Artık sadede geliyorum sayın yetkililer...
Bugün size sıradan, korkak, mağlup fakat iki ay öncesine kadar kendince “anlamlı” bir hayat süren bir kadının, “Fatoş”un hikâyesini anlatacağım.
Bu hikâye sizi doğrudan ilgilendiriyor, çünkü “Fatoş”, şimdi Eclipse Maslak’ın inşaat sahası olan yerde 30 yıldır küçük bir evde yaşıyordu. Sonra siz geldiniz ve...
Devamını, kendisi de oralarda yaşadığı için Fatma’nın bütün hikâyesini bilen ve bildiklerini Taraf yazarlarıyla paylaşan bir okurumuzun kaleminden aktaracağım.

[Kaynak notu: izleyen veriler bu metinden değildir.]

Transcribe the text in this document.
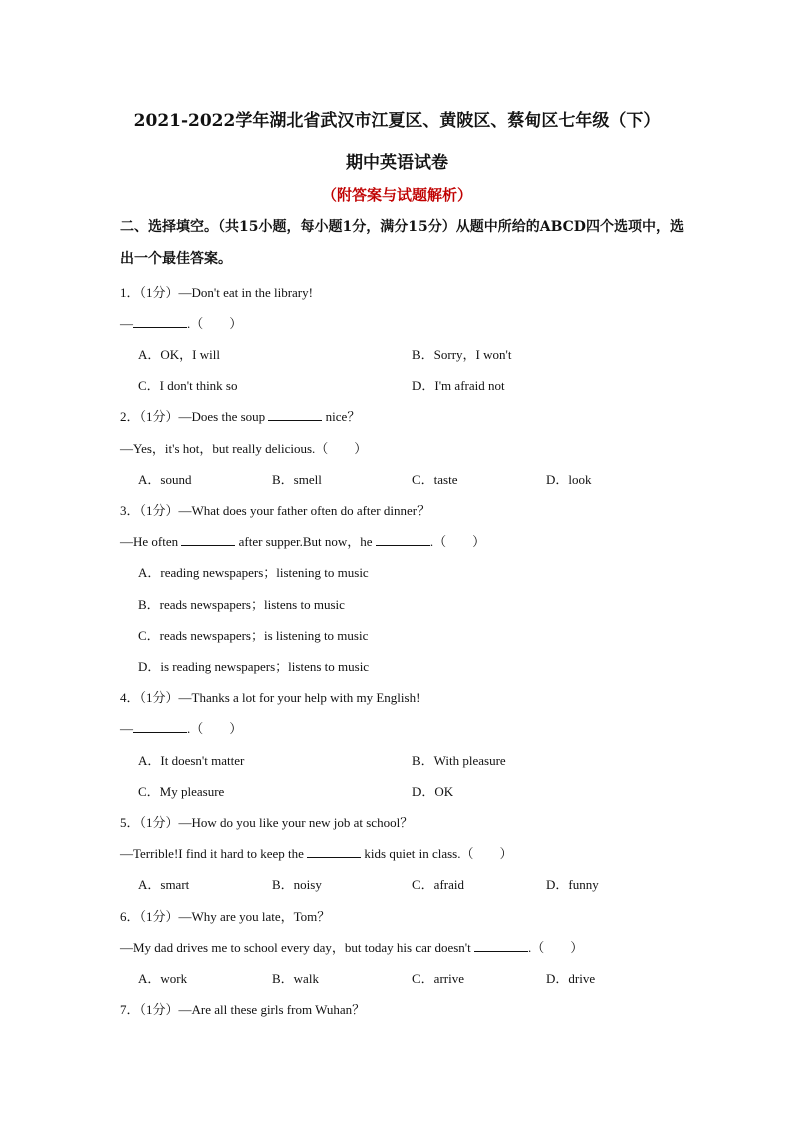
2021-2022学年湖北省武汉市江夏区、黄陂区、蔡甸区七年级（下）
期中英语试卷
（附答案与试题解析）
二、选择填空。（共15小题，每小题1分，满分15分）从题中所给的ABCD四个选项中，选出一个最佳答案。
1．（1分）—Don't eat in the library!
—	.（　　）
A．OK，I will	B．Sorry，I won't
C．I don't think so	D．I'm afraid not
2．（1分）—Does the soup	nice？
—Yes，it's hot，but really delicious.（　　）
A．sound	B．smell	C．taste	D．look
3．（1分）—What does your father often do after dinner？
—He often	after supper.But now，he	.（　　）
A．reading newspapers；listening to music
B．reads newspapers；listens to music
C．reads newspapers；is listening to music
D．is reading newspapers；listens to music
4．（1分）—Thanks a lot for your help with my English!
—	.（　　）
A．It doesn't matter	B．With pleasure
C．My pleasure	D．OK
5．（1分）—How do you like your new job at school？
—Terrible!I find it hard to keep the	kids quiet in class.（　　）
A．smart	B．noisy	C．afraid	D．funny
6．（1分）—Why are you late，Tom？
—My dad drives me to school every day，but today his car doesn't	.（　　）
A．work	B．walk	C．arrive	D．drive
7．（1分）—Are all these girls from Wuhan？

Yazımın sonunda da sizlerden bir ricada bulunacağım.
Okurumuzun gönderdiği mektup şöyle:
Artaş’ın TOKİ’den ihale ile aldığı Eclipse Maslak arazisi, bundan yaklaşık iki ay evvel şantiyeleri kurmaya başlamadan önce, metruk bir arazi görünümündeydi. Güney bölümünün ucunda yol kenarında tam trafoya bitişik olan bölümde iki katlı bir ev (gecekondu) vardı... Orada tek başına bir kadın, Fatma (Fatoş diyorlar), 20-25 tane ineği ile birlikte (boğalar da var, en son kınalı bir buzağı vardı) yaşıyordu... Ayrıca bir sürü köpek ve kedileri vardı.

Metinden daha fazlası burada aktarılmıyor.